The Hunebed Centre has been given a unique collection containing thousands of fossils. The collection was assembled over a period of sixty years by Peter and Karin de Vries, who live in the nearby village of Sappemeer. All of the fossils were found in the North Netherlands and on the border with Germany, mainly in sand quarries.
The collection consists of many thousands of sponges, corals, and other fossilised animal remains, all found mixed in the gravel which resulted from industrial dredging of enormous sandpits. Many of these fossils originally lay off the coast of Estland and were transported here by the vast Eridanos river, which flowed for millions of years from Northern Scandinavia into the North Sea.
In addition to its archaeological focus on the hunebeds and their builders, the museum already has a large number of geological objects relating to the Hondsrug UNESCO Geopark. This includes a large collection of amber and a Boulder Garden containing thousands of stones brought here from Scandinavia by the ice during the last Ice Age. The Hondsrug Geopark evolved out of the Hunebed Centre over ten years ago and the museum is home to a permanent exhibition about the creation and geology of the Hondsrug. This history has now been further augmented by this new collection.

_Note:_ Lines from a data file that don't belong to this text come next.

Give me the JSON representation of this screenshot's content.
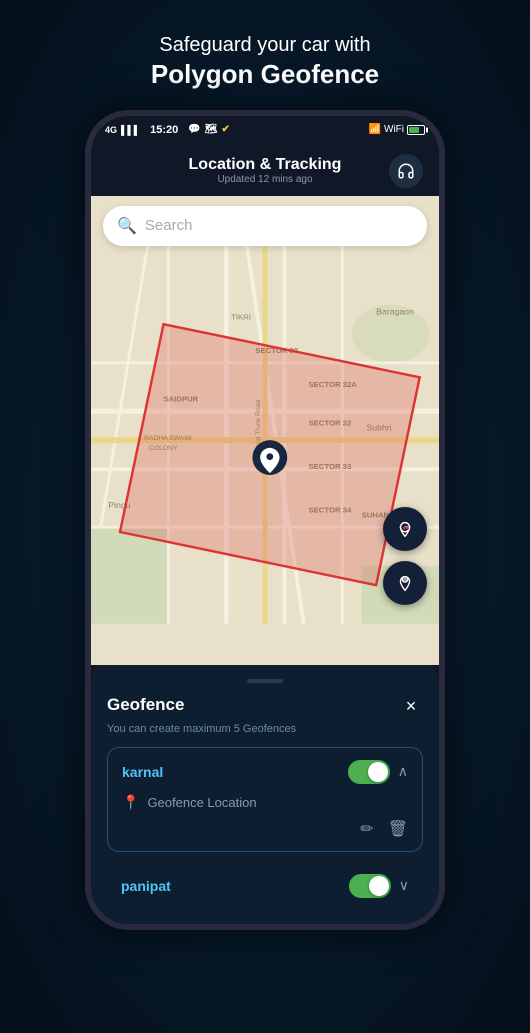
{
  "headline": {
    "top_line": "Safeguard your car with",
    "bold_line": "Polygon Geofence"
  },
  "status_bar": {
    "signal": "4G",
    "time": "15:20",
    "icons": [
      "whatsapp",
      "maps",
      "check"
    ]
  },
  "header": {
    "title": "Location & Tracking",
    "subtitle": "Updated 12 mins ago",
    "icon": "headphone"
  },
  "search": {
    "placeholder": "Search"
  },
  "map_fabs": [
    {
      "icon": "car-location",
      "name": "car-location-fab"
    },
    {
      "icon": "person-location",
      "name": "person-location-fab"
    }
  ],
  "geofence_panel": {
    "title": "Geofence",
    "subtitle": "You can create maximum 5 Geofences",
    "close_label": "×",
    "items": [
      {
        "name": "karnal",
        "enabled": true,
        "expanded": true,
        "location_label": "Geofence Location"
      },
      {
        "name": "panipat",
        "enabled": true,
        "expanded": false
      }
    ]
  }
}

Museum experts are now busy sorting the fossils and preparing them for display. They will then be photographed and the photos digitised. Peter and Karin de Vries are assisting in the operation and maintain close links with the museum as Curators of Palaeontology. They intend to catalogue their own collection and flesh out the exhibits with information and stories. Some of these stories will later appear on the hunebednieuwscafe website.